Rising labour rates and fuel prices, along with reduced availability of plant, are set to keep upward pressure on preliminaries costs in 2022. Rising costs for skilled management will also factor in as firms vie to retain good staff. Materials and labour shortages could constrain construction activity and productivity on site. If programmes become extended as a result, this will translate into higher preliminaries costs. Equally, any return of pandemic-related restrictions could potentially impact on project delivery and site productivity, weighing in preliminaries costs.
In terms of OH&P, with improving market conditions and demand for work getting stronger in many sectors, contractors will be looking to bolster their margins after a turbulent couple of years. On the whole, contractor pipelines are fairly secure for 2022 and into 2023 which will help push up OH&P levels as contractors pick and choose the projects they wish to bid for. This will not be a broad-brush trend though. Certain sectors are suffering from reduced or lagging demand and will push some contractors to absorb rising input costs through lower margins. Fewer tendering opportunities will invariably lead to further pressure to win work by reducing margins.
Procurement Route
Although we continue to see all forms of procurement, two-stage tendering remains the preferred route according to nearly 50% of our survey respondents.

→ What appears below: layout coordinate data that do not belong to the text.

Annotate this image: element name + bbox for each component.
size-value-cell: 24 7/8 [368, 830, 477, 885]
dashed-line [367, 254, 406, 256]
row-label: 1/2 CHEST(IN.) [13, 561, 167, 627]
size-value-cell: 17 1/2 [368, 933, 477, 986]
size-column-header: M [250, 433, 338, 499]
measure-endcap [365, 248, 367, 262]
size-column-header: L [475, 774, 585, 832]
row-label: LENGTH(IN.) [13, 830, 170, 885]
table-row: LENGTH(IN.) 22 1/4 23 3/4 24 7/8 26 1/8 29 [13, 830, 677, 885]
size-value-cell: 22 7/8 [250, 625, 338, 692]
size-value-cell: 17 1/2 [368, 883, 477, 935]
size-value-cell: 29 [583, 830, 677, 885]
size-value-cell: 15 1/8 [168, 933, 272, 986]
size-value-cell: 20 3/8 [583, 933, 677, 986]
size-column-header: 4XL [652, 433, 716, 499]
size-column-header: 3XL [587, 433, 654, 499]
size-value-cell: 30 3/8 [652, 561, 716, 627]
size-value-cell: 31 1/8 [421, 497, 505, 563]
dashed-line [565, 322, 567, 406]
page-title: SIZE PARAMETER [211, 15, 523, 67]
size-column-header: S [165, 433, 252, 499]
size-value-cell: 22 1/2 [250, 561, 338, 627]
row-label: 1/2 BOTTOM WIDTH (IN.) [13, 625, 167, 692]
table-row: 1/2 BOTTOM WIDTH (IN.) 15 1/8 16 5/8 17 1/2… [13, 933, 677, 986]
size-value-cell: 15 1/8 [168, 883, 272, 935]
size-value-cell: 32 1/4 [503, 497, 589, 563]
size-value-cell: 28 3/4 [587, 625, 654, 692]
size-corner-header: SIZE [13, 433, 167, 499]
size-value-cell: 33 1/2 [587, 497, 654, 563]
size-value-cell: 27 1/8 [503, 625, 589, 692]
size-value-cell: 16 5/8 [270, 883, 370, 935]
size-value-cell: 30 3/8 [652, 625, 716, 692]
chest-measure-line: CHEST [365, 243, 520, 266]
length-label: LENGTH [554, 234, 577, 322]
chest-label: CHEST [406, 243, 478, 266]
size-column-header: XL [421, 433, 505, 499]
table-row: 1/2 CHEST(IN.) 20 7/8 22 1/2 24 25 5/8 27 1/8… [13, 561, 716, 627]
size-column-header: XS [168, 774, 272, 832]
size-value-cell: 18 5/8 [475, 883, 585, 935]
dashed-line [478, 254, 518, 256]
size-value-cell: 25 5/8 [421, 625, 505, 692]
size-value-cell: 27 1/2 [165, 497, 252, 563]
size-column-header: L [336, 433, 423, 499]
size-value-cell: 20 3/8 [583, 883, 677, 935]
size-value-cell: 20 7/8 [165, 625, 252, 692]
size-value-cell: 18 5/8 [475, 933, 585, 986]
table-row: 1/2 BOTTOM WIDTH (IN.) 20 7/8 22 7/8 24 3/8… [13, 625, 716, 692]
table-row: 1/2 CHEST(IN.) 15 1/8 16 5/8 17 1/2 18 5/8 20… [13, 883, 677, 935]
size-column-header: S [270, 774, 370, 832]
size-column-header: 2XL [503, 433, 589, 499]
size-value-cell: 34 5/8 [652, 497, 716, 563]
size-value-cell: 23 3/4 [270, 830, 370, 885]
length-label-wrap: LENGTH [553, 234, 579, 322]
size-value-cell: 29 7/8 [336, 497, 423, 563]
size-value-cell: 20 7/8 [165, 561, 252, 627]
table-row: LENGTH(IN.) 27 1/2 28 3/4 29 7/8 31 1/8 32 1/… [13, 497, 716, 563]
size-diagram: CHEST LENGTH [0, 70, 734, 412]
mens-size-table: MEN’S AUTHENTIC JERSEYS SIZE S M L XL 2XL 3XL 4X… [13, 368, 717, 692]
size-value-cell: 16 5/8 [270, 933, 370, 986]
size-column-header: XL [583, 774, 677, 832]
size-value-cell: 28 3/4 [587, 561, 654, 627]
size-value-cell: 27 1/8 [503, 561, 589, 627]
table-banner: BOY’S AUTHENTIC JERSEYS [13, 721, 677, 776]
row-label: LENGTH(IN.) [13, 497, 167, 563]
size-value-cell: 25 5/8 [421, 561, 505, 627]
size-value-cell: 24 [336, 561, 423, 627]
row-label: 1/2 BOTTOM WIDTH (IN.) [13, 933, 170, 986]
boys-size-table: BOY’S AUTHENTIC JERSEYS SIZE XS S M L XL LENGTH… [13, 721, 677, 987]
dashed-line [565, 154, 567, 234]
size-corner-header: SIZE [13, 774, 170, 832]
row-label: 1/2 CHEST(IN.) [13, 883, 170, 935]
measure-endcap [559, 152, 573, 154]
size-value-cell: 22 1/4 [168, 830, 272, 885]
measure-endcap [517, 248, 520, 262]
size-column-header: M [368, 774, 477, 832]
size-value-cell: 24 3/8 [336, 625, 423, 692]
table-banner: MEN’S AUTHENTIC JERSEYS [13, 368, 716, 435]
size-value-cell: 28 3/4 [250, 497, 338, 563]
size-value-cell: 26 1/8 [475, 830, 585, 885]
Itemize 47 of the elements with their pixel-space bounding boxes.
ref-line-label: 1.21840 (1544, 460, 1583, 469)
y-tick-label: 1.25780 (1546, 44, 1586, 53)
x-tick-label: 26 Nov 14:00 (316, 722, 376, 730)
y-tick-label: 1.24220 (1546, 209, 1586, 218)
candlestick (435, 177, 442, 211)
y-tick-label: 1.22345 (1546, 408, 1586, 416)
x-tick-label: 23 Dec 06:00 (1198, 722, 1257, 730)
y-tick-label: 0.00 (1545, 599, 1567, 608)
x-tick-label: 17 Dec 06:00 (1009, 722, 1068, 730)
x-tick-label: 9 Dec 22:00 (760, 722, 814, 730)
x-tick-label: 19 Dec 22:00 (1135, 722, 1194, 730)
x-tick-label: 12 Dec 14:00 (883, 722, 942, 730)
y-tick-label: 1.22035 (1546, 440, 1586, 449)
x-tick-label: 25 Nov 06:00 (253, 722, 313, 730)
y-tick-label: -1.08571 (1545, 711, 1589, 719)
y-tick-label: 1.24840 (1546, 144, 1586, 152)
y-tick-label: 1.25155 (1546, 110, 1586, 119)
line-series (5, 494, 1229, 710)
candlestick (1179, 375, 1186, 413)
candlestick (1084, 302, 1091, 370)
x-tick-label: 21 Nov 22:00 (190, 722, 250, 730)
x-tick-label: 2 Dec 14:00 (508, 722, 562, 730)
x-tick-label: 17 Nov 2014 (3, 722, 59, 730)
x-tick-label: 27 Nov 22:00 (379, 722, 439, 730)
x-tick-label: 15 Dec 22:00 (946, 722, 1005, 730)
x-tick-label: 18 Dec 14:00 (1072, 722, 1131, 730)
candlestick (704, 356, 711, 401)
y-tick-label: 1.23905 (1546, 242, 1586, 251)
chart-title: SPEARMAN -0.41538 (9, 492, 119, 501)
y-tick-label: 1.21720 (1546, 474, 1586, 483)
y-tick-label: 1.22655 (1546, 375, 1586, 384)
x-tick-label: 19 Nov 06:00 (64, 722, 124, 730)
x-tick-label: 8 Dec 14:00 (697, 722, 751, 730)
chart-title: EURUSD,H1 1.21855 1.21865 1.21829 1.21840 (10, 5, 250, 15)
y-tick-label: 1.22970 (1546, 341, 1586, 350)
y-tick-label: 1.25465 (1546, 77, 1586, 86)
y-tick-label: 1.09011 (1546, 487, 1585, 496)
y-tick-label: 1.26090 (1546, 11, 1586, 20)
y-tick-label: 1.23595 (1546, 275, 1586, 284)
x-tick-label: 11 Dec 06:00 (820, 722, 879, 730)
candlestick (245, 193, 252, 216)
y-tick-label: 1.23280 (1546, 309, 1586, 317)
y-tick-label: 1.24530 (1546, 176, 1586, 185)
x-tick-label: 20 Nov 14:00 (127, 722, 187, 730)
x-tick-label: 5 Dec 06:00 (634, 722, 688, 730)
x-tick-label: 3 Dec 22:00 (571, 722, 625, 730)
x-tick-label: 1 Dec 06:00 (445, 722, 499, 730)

With so much volatility in the supply chain, it is understandable why many contractors are reluctant to tender on a single stage basis, but choice of procurement is driven by a variety of factors including sector, project size, length of programme and design liability. Having said this, survey respondents have generally experienced good levels of contractor engagement on major projects in two-stage tendering opportunities, given the level of prevailing inflationary pressures and ongoing concerns over price fixity. A handful of respondents even noted that changing the original procurement route to two-stage achieved better engagement levels from the market.
In sectors where workloads are lower and activity is subdued, total risk transfer via single-stage tendering appears to be more prevalent and acceptable to contractors. Similarly, lower value projects are more likely to be procured on a single stage basis. Regardless of the procurement route chosen, it was emphasised that early engagement with the supply chain was proving to be hugely beneficial in helping to mitigate risks and in 2022 we expect this to be more vital than ever.